Hof Arnhem-Leeuwarden, 08-10-2013, nr. 12/00009
ECLI:NL:GHARL:2013:7495, Cassatie: (Gedeeltelijke) vernietiging en zelf afgedaan
- Instantie
Hof Arnhem-Leeuwarden
- Datum
08-10-2013
- Zaaknummer
12/00009
- Vakgebied(en)
Belastingrecht algemeen (V)
- Brondocumenten en formele relaties
ECLI:NL:GHARL:2013:7495, Uitspraak, Hof Arnhem-Leeuwarden, 08‑10‑2013; (Hoger beroep)
Cassatie: ECLI:NL:HR:2014:2684, (Gedeeltelijke) vernietiging en zelf afgedaan
- Vindplaatsen
NTFR 2013/2489 met annotatie van mr.
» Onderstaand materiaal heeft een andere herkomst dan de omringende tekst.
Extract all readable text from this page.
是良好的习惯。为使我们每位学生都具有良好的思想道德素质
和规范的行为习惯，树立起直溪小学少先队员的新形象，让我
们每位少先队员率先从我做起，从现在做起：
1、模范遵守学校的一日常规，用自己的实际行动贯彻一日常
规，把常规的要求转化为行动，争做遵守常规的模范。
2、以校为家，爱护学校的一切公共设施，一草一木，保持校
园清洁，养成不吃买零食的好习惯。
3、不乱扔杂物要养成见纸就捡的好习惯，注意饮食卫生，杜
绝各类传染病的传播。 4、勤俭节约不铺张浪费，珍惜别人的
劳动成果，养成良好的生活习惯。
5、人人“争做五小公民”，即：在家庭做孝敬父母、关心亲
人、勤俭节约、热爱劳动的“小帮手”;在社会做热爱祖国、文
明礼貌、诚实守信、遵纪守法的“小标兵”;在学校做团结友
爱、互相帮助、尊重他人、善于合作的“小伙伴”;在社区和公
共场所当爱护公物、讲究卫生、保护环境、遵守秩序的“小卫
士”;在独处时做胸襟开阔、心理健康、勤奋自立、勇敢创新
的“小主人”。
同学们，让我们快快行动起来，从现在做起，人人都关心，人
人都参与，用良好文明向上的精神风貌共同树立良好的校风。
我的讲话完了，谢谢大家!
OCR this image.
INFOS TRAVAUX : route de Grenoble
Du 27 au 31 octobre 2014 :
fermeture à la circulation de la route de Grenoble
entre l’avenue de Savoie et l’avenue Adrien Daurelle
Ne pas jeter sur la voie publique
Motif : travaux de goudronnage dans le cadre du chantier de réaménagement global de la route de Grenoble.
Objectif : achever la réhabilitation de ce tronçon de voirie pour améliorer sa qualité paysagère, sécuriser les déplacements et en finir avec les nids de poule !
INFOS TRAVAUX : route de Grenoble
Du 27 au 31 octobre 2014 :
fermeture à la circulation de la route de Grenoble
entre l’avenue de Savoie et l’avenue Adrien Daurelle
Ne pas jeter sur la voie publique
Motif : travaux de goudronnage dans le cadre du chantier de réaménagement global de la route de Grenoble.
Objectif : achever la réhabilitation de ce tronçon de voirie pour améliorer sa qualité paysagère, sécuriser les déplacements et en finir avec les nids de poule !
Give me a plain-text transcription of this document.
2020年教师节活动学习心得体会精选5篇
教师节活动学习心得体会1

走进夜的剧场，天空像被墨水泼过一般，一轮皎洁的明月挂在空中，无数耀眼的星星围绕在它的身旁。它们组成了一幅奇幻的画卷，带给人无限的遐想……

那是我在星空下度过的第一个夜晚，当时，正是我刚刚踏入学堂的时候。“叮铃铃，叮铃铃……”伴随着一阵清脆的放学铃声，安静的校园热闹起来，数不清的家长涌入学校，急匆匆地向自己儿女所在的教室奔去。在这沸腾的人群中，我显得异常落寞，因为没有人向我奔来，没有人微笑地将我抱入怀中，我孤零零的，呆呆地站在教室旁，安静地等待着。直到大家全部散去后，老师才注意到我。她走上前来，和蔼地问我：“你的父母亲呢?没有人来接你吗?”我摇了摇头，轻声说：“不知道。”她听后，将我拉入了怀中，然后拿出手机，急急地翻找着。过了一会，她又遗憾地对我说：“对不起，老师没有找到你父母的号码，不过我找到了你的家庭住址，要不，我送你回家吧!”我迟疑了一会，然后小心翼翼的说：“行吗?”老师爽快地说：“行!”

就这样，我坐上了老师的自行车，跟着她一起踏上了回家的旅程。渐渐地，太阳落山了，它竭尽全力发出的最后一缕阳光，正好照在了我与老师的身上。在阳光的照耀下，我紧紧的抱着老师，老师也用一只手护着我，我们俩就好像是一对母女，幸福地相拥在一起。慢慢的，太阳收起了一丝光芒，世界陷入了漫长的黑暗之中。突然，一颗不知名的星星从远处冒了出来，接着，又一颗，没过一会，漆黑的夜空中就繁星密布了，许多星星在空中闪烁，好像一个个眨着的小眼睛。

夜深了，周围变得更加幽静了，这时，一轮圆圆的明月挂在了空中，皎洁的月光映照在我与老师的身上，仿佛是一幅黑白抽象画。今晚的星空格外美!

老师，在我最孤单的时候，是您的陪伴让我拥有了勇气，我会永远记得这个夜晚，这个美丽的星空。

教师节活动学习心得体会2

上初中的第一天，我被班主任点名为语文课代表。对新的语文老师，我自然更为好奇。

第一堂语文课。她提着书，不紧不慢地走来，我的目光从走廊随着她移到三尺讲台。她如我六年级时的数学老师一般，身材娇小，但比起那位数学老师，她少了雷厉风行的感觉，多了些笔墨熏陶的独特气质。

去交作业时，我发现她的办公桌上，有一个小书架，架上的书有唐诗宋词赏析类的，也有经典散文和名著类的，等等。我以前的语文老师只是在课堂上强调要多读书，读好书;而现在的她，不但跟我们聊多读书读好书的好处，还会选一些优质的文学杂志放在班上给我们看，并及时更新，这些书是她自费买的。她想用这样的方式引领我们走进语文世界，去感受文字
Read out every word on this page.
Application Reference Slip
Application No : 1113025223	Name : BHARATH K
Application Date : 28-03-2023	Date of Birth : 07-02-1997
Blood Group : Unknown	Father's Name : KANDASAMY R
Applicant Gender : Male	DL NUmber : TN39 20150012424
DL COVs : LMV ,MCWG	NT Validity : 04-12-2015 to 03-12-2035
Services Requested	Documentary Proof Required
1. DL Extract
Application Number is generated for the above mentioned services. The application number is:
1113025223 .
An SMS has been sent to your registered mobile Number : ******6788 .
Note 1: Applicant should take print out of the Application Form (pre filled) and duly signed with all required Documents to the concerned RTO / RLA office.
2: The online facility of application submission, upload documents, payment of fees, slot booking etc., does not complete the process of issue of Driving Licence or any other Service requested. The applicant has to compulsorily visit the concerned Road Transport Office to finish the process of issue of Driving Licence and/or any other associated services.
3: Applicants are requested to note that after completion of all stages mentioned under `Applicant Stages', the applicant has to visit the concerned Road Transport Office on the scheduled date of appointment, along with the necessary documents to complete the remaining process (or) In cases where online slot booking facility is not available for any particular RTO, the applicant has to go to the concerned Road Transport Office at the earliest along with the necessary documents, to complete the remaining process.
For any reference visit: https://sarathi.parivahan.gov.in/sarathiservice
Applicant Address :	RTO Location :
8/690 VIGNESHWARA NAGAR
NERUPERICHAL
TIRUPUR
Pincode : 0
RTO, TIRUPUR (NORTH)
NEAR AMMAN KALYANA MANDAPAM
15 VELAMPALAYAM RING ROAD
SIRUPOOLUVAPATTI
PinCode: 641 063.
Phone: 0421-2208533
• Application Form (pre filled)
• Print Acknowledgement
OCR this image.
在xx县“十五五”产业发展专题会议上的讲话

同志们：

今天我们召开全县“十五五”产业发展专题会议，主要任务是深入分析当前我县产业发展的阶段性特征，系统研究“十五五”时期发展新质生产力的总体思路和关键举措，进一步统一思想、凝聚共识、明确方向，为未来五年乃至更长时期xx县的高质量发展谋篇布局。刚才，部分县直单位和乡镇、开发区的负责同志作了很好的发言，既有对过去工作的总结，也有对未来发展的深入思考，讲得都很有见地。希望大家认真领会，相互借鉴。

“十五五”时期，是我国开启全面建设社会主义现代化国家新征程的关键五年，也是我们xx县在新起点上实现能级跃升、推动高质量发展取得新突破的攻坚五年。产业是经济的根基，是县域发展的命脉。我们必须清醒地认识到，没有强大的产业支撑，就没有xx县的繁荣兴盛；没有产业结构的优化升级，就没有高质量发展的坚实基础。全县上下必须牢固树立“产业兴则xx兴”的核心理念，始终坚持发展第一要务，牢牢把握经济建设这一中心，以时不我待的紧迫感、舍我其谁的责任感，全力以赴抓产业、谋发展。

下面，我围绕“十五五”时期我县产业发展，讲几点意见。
V.M. Maat
Uitspraak 08‑10‑2013
Inhoudsindicatie
In geschil is of het toetsingsinkomen van de onderhavige beschikking Zorgtoeslag 2009 terecht is vastgesteld op € 20.224. Het geschil spitst zich toe op de vraag of het toetsingsinkomen exclusief of inclusief de werkgeversbijdrage in de premie Zorgverzekeringwet moet worden vastgesteld.
Partij(en)
GERECHTSHOF ARNHEM - LEEUWARDEN
Afdeling belastingrecht
Locatie Leeuwarden
Nummers 12/00009
uitspraakdatum: 8 oktober 2013
Uitspraak van de eerste meervoudige belastingkamer als bedoeld in artikel 28b Algemene wet inzake rijksbelastingen
op het hoger beroep van
[X] te [Z] (hierna: belanghebbende)
tegen de uitspraak van de rechtbank Leeuwarden van 1 december 2011, nummer AWB 11/939 in het geding tussen belanghebbende en
de inspecteur van de Belastingdienst/Noord, (hierna: de Inspecteur)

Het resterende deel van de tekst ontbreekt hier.